В тысяча девятьсот двадцать первом году Фергана все еще была одним из центров басмаческого движения. В городах Ферганы и на железных дорогах правили большевики, в сельских местностях — басмачи. Для большевиков борьба осложнялась близостью границ, за которыми сидели англичане, верховные покровители и науськиватели басмачей. Оттуда, из Ирана и Афганистана, шло оружие, прибывали английские офицеры, переодетые в узбекские халаты.

Мы тогда жили на станции Коканд II, в начале железнодорожной ветки, связывающей Коканд с Наманганом. Поезда имели своеобразный вид: впереди шла платформа с уложенными по бортам кипами прессованного хлопка, вперед смотрела трехдюймовка, по бортам торчали пулеметы. За этой укрепленной платформой следовали еще две с рельсами, шпалами, костылями, накладками и прочим путейским хозяйством, затем шел вагон для железнодорожной обслуги, вагон для охраны, потом — собственно поезд, а в хвосте — опять платформа с кипами хлопка и пулеметами. Часто путь оказывался разобранным, рельсы — снятыми и закопанными в песок. Тут же на ходу линию восстанавливали.

На пути к Намангану железная дорога пересекала Сыр-Дарью. Мост был старый, деревянный, раскачанный — его поставили еще до революции, временно, да так и не успели заменить постоянным. Поезд полз по мосту едва-едва, как будто на ощупь, мост скрипел, покачивался, оседал, а внизу, пенясь у деревянных опор, бурлила и клокотала бешеная река, желтая от глины, крученная от водоворотов.

Охраняли мост поочередно кокандский и наманган-ский железнодорожные отряды. Секреты выставлялись далеко по обоим берегам реки и вниз по течению и вверх. Мы, кокандские мальчишки, ездили к мосту на рыбалку. Все другие рыболовные места на магистральных арыках и на озерах вблизи Коканда были нам недоступны из-за басмачей. Основные басмаческие силы держались в горах, но вокруг Коканда непрерывно шныряли мелкие разведывательные отряды и даже часто заходили в старый город, где басмачи имели много сторонников из мулл и бывших торговцев.

Да, в старый город они приходили, и я по ночам иногда слышал далекую стрельбу. А вот к нам в поселок не пришли ни разу. Всякий благоразумный человек только радовался бы этому, но какой четырнадцатилетний мальчишка может быть обвинен в тягчайшем грехе благоразумия? С пылающим сердцем, с неослабевающим нетерпением я ждал, я жаждал, чтобы они пришли! В моем воображении всегда жила пленительная картина ночного боя: вспышки выстрелов, пулеметные очереди, взрывы гранат. И я, и мои две гранаты, и мой подвиг! Надо сказать, что у меня действительно были две ручные гранаты — бутылки, попавшие ко мне… словом, появление гранат у меня было сопряжено с выдачей в привокзальном садике оружия бойцам железнодорожного отряда и некоторым образом с недостаточной зоркостью лица, производившего эту выдачу… а впрочем, что тут долго распространяться — были у меня две гранаты, и все!

Я хранил гранаты под подушкой на крыше сарайчика. В Средней Азии принято спать летом на крышах, под ветерком. Я устроил свою спальню во дворе на сарайчике. Это было хлипкое строение из сырцового кирпича, с плоской крышей из камышовых циновок, залитых глиной. Сначала я взбирался на забор, а уж потом на сарайчик — ползком на животе, как по льду, чтобы не провалиться. Крыша упруго прогибалась подо мною и зловеще потрескивала: я спал на пределе прочности.

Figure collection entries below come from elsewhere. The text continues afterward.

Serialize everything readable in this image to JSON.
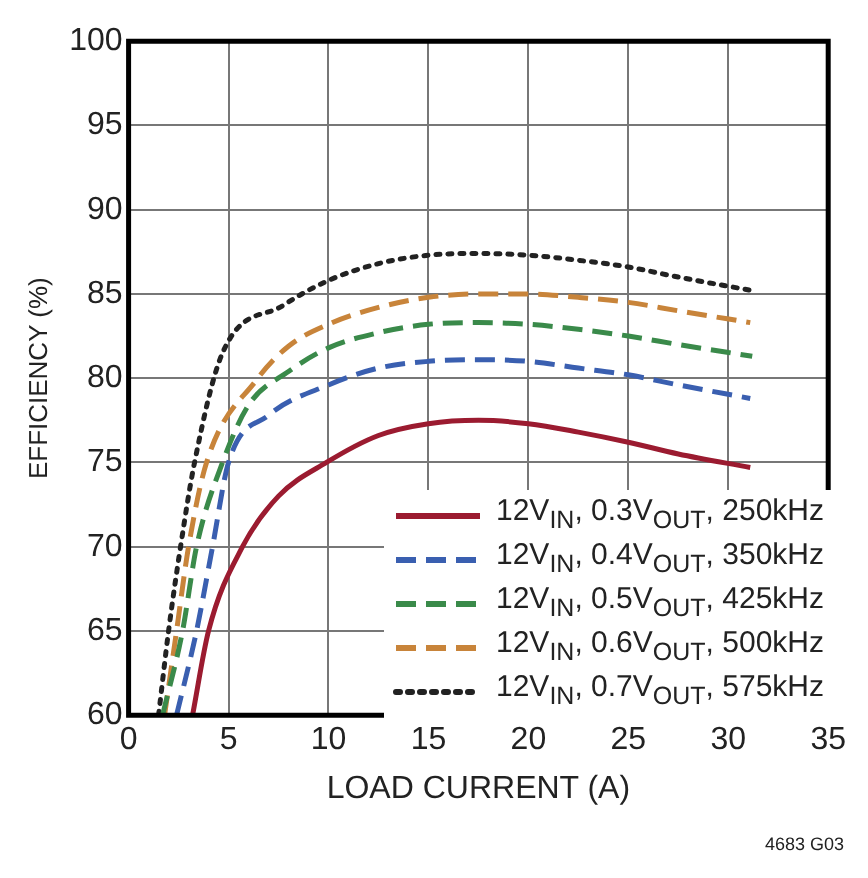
{
  "chart_data": {
    "type": "line",
    "xlabel": "LOAD CURRENT (A)",
    "ylabel": "EFFICIENCY (%)",
    "xlim": [
      0,
      35
    ],
    "xticks": [
      0,
      5,
      10,
      15,
      20,
      25,
      30,
      35
    ],
    "ylim": [
      60,
      100
    ],
    "yticks": [
      60,
      65,
      70,
      75,
      80,
      85,
      90,
      95,
      100
    ],
    "grid": true,
    "legend": "bottom right",
    "marker": "none",
    "annotations": [
      "4683 G03"
    ],
    "series": [
      {
        "name": "12V$_{IN}$, 0.3V$_{OUT}$, 250kHz",
        "color": "#9b1b30",
        "line_style": "solid",
        "x": [
          3.2,
          4,
          5.7,
          7.5,
          9.9,
          12.5,
          15,
          17.5,
          20,
          22.5,
          25,
          27.5,
          31.1
        ],
        "values": [
          60,
          65,
          70,
          73,
          75,
          76.6,
          77.3,
          77.5,
          77.3,
          76.8,
          76.2,
          75.5,
          74.7
        ]
      },
      {
        "name": "12V$_{IN}$, 0.4V$_{OUT}$, 350kHz",
        "color": "#3a5fb0",
        "line_style": "dashed",
        "x": [
          2.4,
          3.4,
          4.2,
          5,
          7,
          10,
          12.5,
          15,
          17.5,
          20,
          22.5,
          25,
          27.5,
          31.1
        ],
        "values": [
          60,
          65,
          70,
          75,
          77.8,
          79.6,
          80.6,
          81,
          81.1,
          81,
          80.6,
          80.2,
          79.6,
          78.8
        ]
      },
      {
        "name": "12V$_{IN}$, 0.5V$_{OUT}$, 425kHz",
        "color": "#3a8a4a",
        "line_style": "dashed",
        "x": [
          1.7,
          2.7,
          3.4,
          4.7,
          6,
          8,
          10,
          12.5,
          15,
          17.5,
          20,
          22.5,
          25,
          27.5,
          31.2
        ],
        "values": [
          60,
          65,
          70,
          75,
          78.4,
          80.4,
          81.8,
          82.7,
          83.2,
          83.3,
          83.2,
          82.9,
          82.5,
          82,
          81.3
        ]
      },
      {
        "name": "12V$_{IN}$, 0.6V$_{OUT}$, 500kHz",
        "color": "#c8843a",
        "line_style": "dashed",
        "x": [
          1.8,
          2.4,
          3,
          3.9,
          6.4,
          8,
          10,
          12.5,
          15,
          17.5,
          20,
          22.5,
          25,
          27.5,
          31.1
        ],
        "values": [
          60,
          65,
          70,
          75,
          79.9,
          81.9,
          83.2,
          84.2,
          84.8,
          85,
          85,
          84.8,
          84.5,
          84,
          83.3
        ]
      },
      {
        "name": "12V$_{IN}$, 0.7V$_{OUT}$, 575kHz",
        "color": "#222222",
        "line_style": "dotted",
        "x": [
          1.5,
          2,
          2.6,
          3.3,
          4.7,
          7.7,
          10,
          12.5,
          15,
          17.5,
          20,
          22.5,
          25,
          27.5,
          31.2
        ],
        "values": [
          60,
          65,
          70,
          75,
          81.5,
          84.3,
          85.8,
          86.8,
          87.3,
          87.4,
          87.3,
          87,
          86.6,
          86,
          85.2
        ]
      }
    ]
  }
}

Наш дом стоял на самом краю поселка. Сразу же за сарайчиком начинались поля, а за ними в зелени садов виднелось маленькое узбекское селение. Сбоку располагалось старое заросшее камышом кладбище с мусульманскими надгробиями, оттуда к нам в поселок приходили лисы воровать кур. По ночам на кладбище выли и хохотали шакалы, кричали совы. Но я привык, и эти ночные голоса не мешали мне спать. А от слишком ранних солнечных лучей охранял мой сон старый тополь, нависающий листвой над сарайчиком. А в изголовье, под подушкой лежали две мои гранаты, всегда заряженные, со вложенными взрывателями. «На всякий случай», — как думал я. Но случая все не было, басмачи к нам в поселок не шли.

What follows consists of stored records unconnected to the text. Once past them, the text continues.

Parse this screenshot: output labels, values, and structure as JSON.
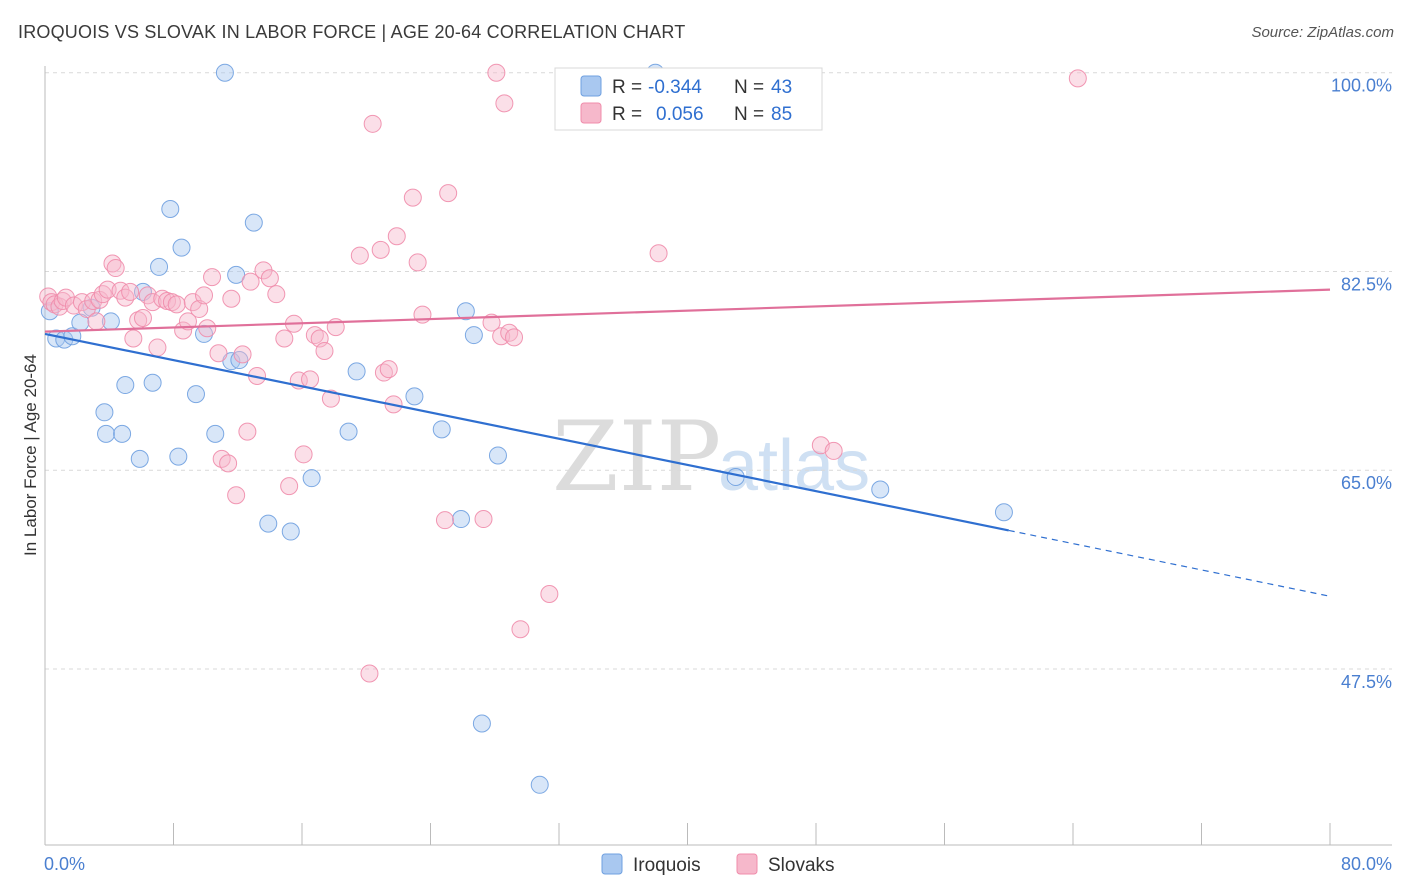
{
  "header": {
    "title": "IROQUOIS VS SLOVAK IN LABOR FORCE | AGE 20-64 CORRELATION CHART",
    "source": "Source: ZipAtlas.com"
  },
  "legend": {
    "r_label": "R =",
    "n_label": "N =",
    "rows": [
      {
        "r": "-0.344",
        "n": "43",
        "color": "#a9c8f0"
      },
      {
        "r": "0.056",
        "n": "85",
        "color": "#f6b8cb"
      }
    ]
  },
  "watermark": {
    "zip": "ZIP",
    "atlas": "atlas"
  },
  "chart_data": {
    "type": "scatter",
    "title": "IROQUOIS VS SLOVAK IN LABOR FORCE | AGE 20-64 CORRELATION CHART",
    "xlabel": "",
    "ylabel": "In Labor Force | Age 20-64",
    "xlim": [
      0,
      80
    ],
    "ylim": [
      32,
      102
    ],
    "x_tick_labels": [
      "0.0%",
      "80.0%"
    ],
    "y_ticks": [
      47.5,
      65.0,
      82.5,
      100.0
    ],
    "y_tick_labels": [
      "47.5%",
      "65.0%",
      "82.5%",
      "100.0%"
    ],
    "grid": "horizontal dashed",
    "legend_position": "top-center",
    "series": [
      {
        "name": "Iroquois",
        "color": "#6fa0e0",
        "fill": "#a9c8f0",
        "trend": {
          "x0": 0,
          "y0": 77.0,
          "x1": 60,
          "y1": 59.7,
          "dash_to_x": 80,
          "dash_to_y": 53.9
        },
        "points": [
          [
            0.3,
            79.0
          ],
          [
            0.7,
            76.6
          ],
          [
            1.2,
            76.5
          ],
          [
            1.7,
            76.8
          ],
          [
            2.2,
            78.0
          ],
          [
            2.9,
            79.3
          ],
          [
            3.7,
            70.1
          ],
          [
            3.8,
            68.2
          ],
          [
            4.1,
            78.1
          ],
          [
            4.8,
            68.2
          ],
          [
            5.0,
            72.5
          ],
          [
            5.9,
            66.0
          ],
          [
            6.1,
            80.7
          ],
          [
            6.7,
            72.7
          ],
          [
            7.1,
            82.9
          ],
          [
            7.8,
            88.0
          ],
          [
            8.3,
            66.2
          ],
          [
            8.5,
            84.6
          ],
          [
            9.4,
            71.7
          ],
          [
            9.9,
            77.0
          ],
          [
            10.6,
            68.2
          ],
          [
            11.2,
            100.0
          ],
          [
            11.6,
            74.6
          ],
          [
            11.9,
            82.2
          ],
          [
            12.1,
            74.7
          ],
          [
            13.0,
            86.8
          ],
          [
            13.9,
            60.3
          ],
          [
            15.3,
            59.6
          ],
          [
            16.6,
            64.3
          ],
          [
            18.9,
            68.4
          ],
          [
            19.4,
            73.7
          ],
          [
            23.0,
            71.5
          ],
          [
            24.7,
            68.6
          ],
          [
            25.9,
            60.7
          ],
          [
            26.2,
            79.0
          ],
          [
            26.7,
            76.9
          ],
          [
            27.2,
            42.7
          ],
          [
            28.2,
            66.3
          ],
          [
            30.8,
            37.3
          ],
          [
            38.0,
            100.0
          ],
          [
            43.0,
            64.4
          ],
          [
            52.0,
            63.3
          ],
          [
            59.7,
            61.3
          ]
        ]
      },
      {
        "name": "Slovaks",
        "color": "#f08cab",
        "fill": "#f6b8cb",
        "trend": {
          "x0": 0,
          "y0": 77.2,
          "x1": 80,
          "y1": 80.9
        },
        "points": [
          [
            0.2,
            80.3
          ],
          [
            0.4,
            79.8
          ],
          [
            0.6,
            79.6
          ],
          [
            0.9,
            79.4
          ],
          [
            1.1,
            79.9
          ],
          [
            1.3,
            80.2
          ],
          [
            1.8,
            79.5
          ],
          [
            2.3,
            79.8
          ],
          [
            2.6,
            79.2
          ],
          [
            3.0,
            79.9
          ],
          [
            3.2,
            78.1
          ],
          [
            3.4,
            80.0
          ],
          [
            3.6,
            80.5
          ],
          [
            3.9,
            80.9
          ],
          [
            4.2,
            83.2
          ],
          [
            4.4,
            82.8
          ],
          [
            4.7,
            80.8
          ],
          [
            5.0,
            80.2
          ],
          [
            5.3,
            80.7
          ],
          [
            5.5,
            76.6
          ],
          [
            5.8,
            78.2
          ],
          [
            6.1,
            78.4
          ],
          [
            6.4,
            80.4
          ],
          [
            6.7,
            79.8
          ],
          [
            7.0,
            75.8
          ],
          [
            7.3,
            80.1
          ],
          [
            7.6,
            79.9
          ],
          [
            7.9,
            79.8
          ],
          [
            8.2,
            79.6
          ],
          [
            8.6,
            77.3
          ],
          [
            8.9,
            78.1
          ],
          [
            9.2,
            79.8
          ],
          [
            9.6,
            79.2
          ],
          [
            9.9,
            80.4
          ],
          [
            10.1,
            77.5
          ],
          [
            10.4,
            82.0
          ],
          [
            10.8,
            75.3
          ],
          [
            11.0,
            66.0
          ],
          [
            11.4,
            65.6
          ],
          [
            11.6,
            80.1
          ],
          [
            11.9,
            62.8
          ],
          [
            12.3,
            75.2
          ],
          [
            12.6,
            68.4
          ],
          [
            12.8,
            81.6
          ],
          [
            13.2,
            73.3
          ],
          [
            13.6,
            82.6
          ],
          [
            14.0,
            81.9
          ],
          [
            14.4,
            80.5
          ],
          [
            14.9,
            76.6
          ],
          [
            15.2,
            63.6
          ],
          [
            15.5,
            77.9
          ],
          [
            15.8,
            72.9
          ],
          [
            16.1,
            66.4
          ],
          [
            16.5,
            73.0
          ],
          [
            16.8,
            76.9
          ],
          [
            17.1,
            76.6
          ],
          [
            17.4,
            75.5
          ],
          [
            17.8,
            71.3
          ],
          [
            18.1,
            77.6
          ],
          [
            19.6,
            83.9
          ],
          [
            20.2,
            47.1
          ],
          [
            20.4,
            95.5
          ],
          [
            20.9,
            84.4
          ],
          [
            21.1,
            73.6
          ],
          [
            21.4,
            73.9
          ],
          [
            21.7,
            70.8
          ],
          [
            21.9,
            85.6
          ],
          [
            22.9,
            89.0
          ],
          [
            23.2,
            83.3
          ],
          [
            23.5,
            78.7
          ],
          [
            24.9,
            60.6
          ],
          [
            25.1,
            89.4
          ],
          [
            27.3,
            60.7
          ],
          [
            27.8,
            78.0
          ],
          [
            28.1,
            100.0
          ],
          [
            28.4,
            76.8
          ],
          [
            28.6,
            97.3
          ],
          [
            28.9,
            77.1
          ],
          [
            29.2,
            76.7
          ],
          [
            29.6,
            51.0
          ],
          [
            31.4,
            54.1
          ],
          [
            38.2,
            84.1
          ],
          [
            48.3,
            67.2
          ],
          [
            49.1,
            66.7
          ],
          [
            64.3,
            99.5
          ]
        ]
      }
    ]
  }
}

Они в поселок не шли за полной бессмысленностью такого налета. Но это не утешало меня. Главное — две гранаты; если бы не гранаты, я бы не ждал их так страстно.

А тут еще в поселке вдруг появился Михаил Котов, парень лет восемнадцати, сын дорожного мастера. Он ушел зимой добровольцем в Красную Армию, в кавалерию; теперь их эскадрон перебросили под Коканд, и Котов отпросился у начальства домой на два дня.

Он приехал в поселок верхом, в шлеме со звездой, с карабином за плечами, с шашкой на боку. Все два дня он был со сверстниками высокомерно молчалив, курил, щурил глаза, сухо сплевывал с какой-то странной, загадочной усмешкой на лице. От него ждали рассказов о походах, о схватках, а он молчал, и за этим молчанием всем чудились необычайные походы и необычайные схватки, настолько необычайные, что о них даже нельзя и рассказывать, запрещено рассказывать. Так он и уехал на гнедом коне, в туманном облаке своей загадочной славы.

После его отъезда я заболел. Малость тронулся. Мои две гранаты не выходили у меня из головы. Что же, так и пролежат они зря и не принесут мне боевой славы?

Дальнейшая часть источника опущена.